Walter Mitty took the gun and examined it expertly. "This is my Webley-Vickers 50.80," ho said calmly. An excited buzz ran around the courtroom. The Judge rapped for order. "You are a crack shot with any sort of firearms, I believe?" said the District Attorney, insinuatingly. "Objection!" shouted Mitty’s attorney. "We have shown that the defendant could not have fired the shot. We have shown that he wore his right arm in a sling on the night of the fourteenth of July." Walter Mitty raised his hand briefly and the bickering attorneys were stilled. "With any known make of gun," he said evenly, "I could have killed Gregory Fitzhurst at three hundred feet with my left hand." Pandemonium broke loose in the courtroom. A woman’s scream rose above the bedlam and suddenly a lovely, dark-haired girl was in Walter Mitty’s arms. The District Attorney struck at her savagely. Without rising from his chair, Mitty let the man have it on the point of the chin. "You miserable cur!" . . .

"Puppy biscuit," said Walter Mitty. He stopped walking and the buildings of Waterbury rose up out of the misty courtroom and surrounded him again. A woman who was passing laughed. "He said ‘Puppy biscuit,’" she said to her companion. "That man said ‘Puppy biscuit’ to himself."

Mr. Hess, the gentleman from the Brookings Institution who wrote the book with Mr. Broder that’s being used as evidence of the march that didn’t happen, and Mr. Broder himself, thus:

Romney campaign officials cited histories of the era, including a book by Washington Post columnist David Broder and Brookings Institution scholar Stephen Hess, which they said make "a pretty convincing case" the two men were together at a civil rights march in 1963.

Hess said Thursday he cannot recall the source of a reference in his book "The Republican Establishment: The Present and Future of the GOP," to Romney’s having marched with King. It may have been newspaper clippings or Romney himself, Hess said.

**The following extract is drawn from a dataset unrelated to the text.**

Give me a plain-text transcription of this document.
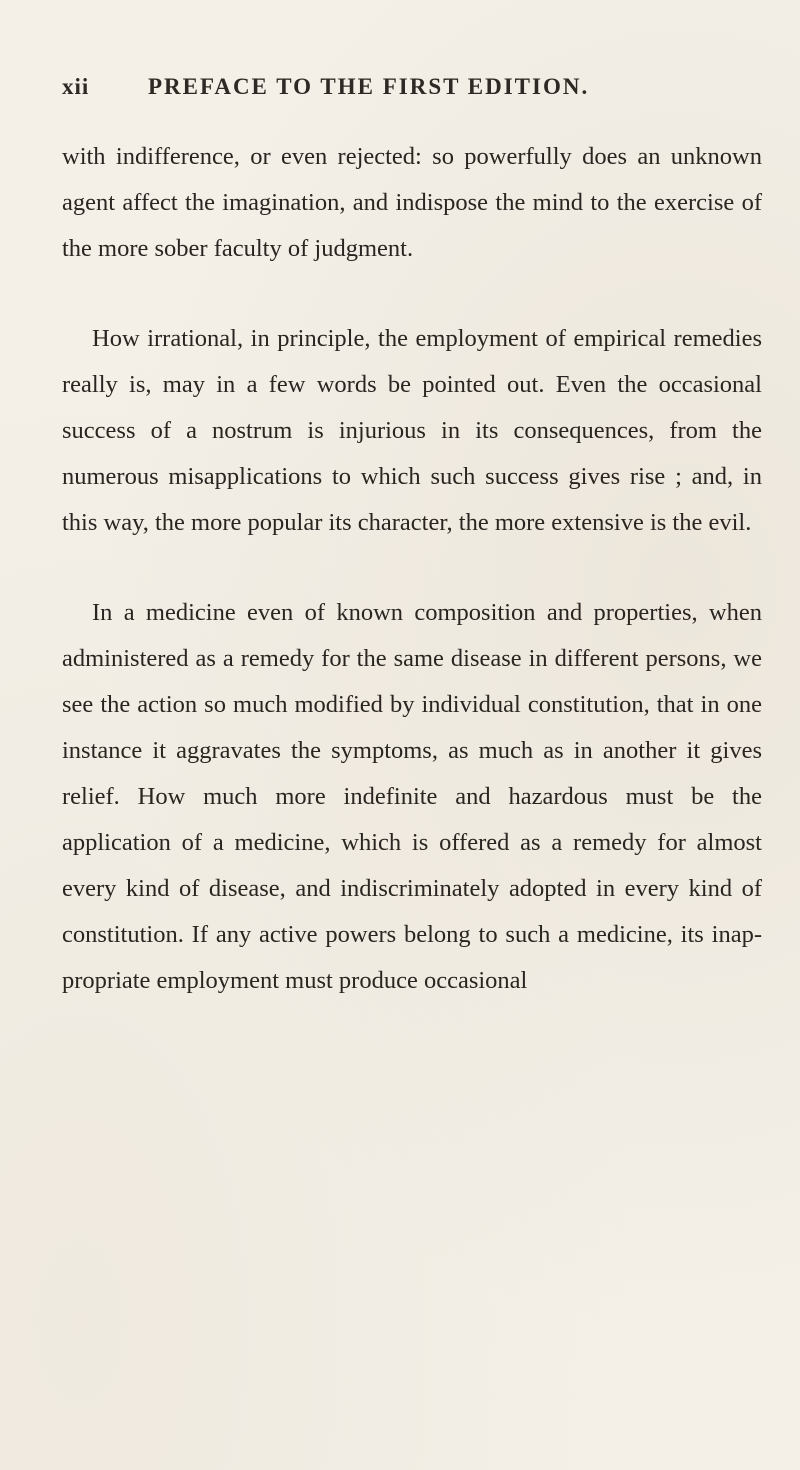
xii	PREFACE TO THE FIRST EDITION.

with indifference, or even rejected: so powerfully does an unknown agent affect the imagination, and indispose the mind to the exercise of the more sober faculty of judgment.

How irrational, in principle, the employment of empirical remedies really is, may in a few words be pointed out. Even the occasional success of a nostrum is injurious in its consequences, from the numerous misapplications to which such success gives rise ; and, in this way, the more popular its character, the more extensive is the evil.

In a medicine even of known composition and properties, when administered as a remedy for the same disease in different persons, we see the action so much modified by individual constitution, that in one instance it aggravates the symptoms, as much as in another it gives relief. How much more indefinite and hazardous must be the application of a medicine, which is offered as a remedy for almost every kind of disease, and indiscriminately adopted in every kind of constitution. If any active powers belong to such a medicine, its inap- propriate employment must produce occasional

Broder also said Thursday — according to an article on the Washington Post Web site — he does not recall the original source of the information about King and Romney.

Brookings Institution scholar Stephen Hess and Johnson both said they don’t think the question has any real salience to either George Romney’s legacy or Mitt Romney’s candidacy.

"Begging your pardon, sir." Captain Mitty stood up and strapped on his huge Webley-Vickers automatic. "It’s forty kilometers through hell, sir," said the sergeant. Mitty finished one last brandy. "After all," he said softly, "what isn’t?" The pounding of the cannon increased; there was the rat-tat-tatting of machine guns, and from somewhere came the menacing pocketa-pocketa-pocketa of the new flame-throwers. Walter Mitty walked to the door of the dugout humming "Aupres de Ma Blonde." He turned and waved to the sergeant. "Cheerio!" he said. . . .

Something struck his shoulder. "I’ve been looking all over this hotel for you," said Mrs. Mitty. "Why do you have to hide in this old chair? How did you expect me to find you?" "Things close in," said Walter Mitty vaguely. "What?" Mrs. Mitty said. "Did you get the what’s-its-name? The puppy biscuit? What’s in that box?" "Overshoes," said Mitty. "Couldn’t you have put them on in the store?" ‘I was thinking," said Walter Mitty. "Does it ever occur to you that I am sometimes thinking?" She looked at him. "I’m going to take your temperature when I get you home," she said.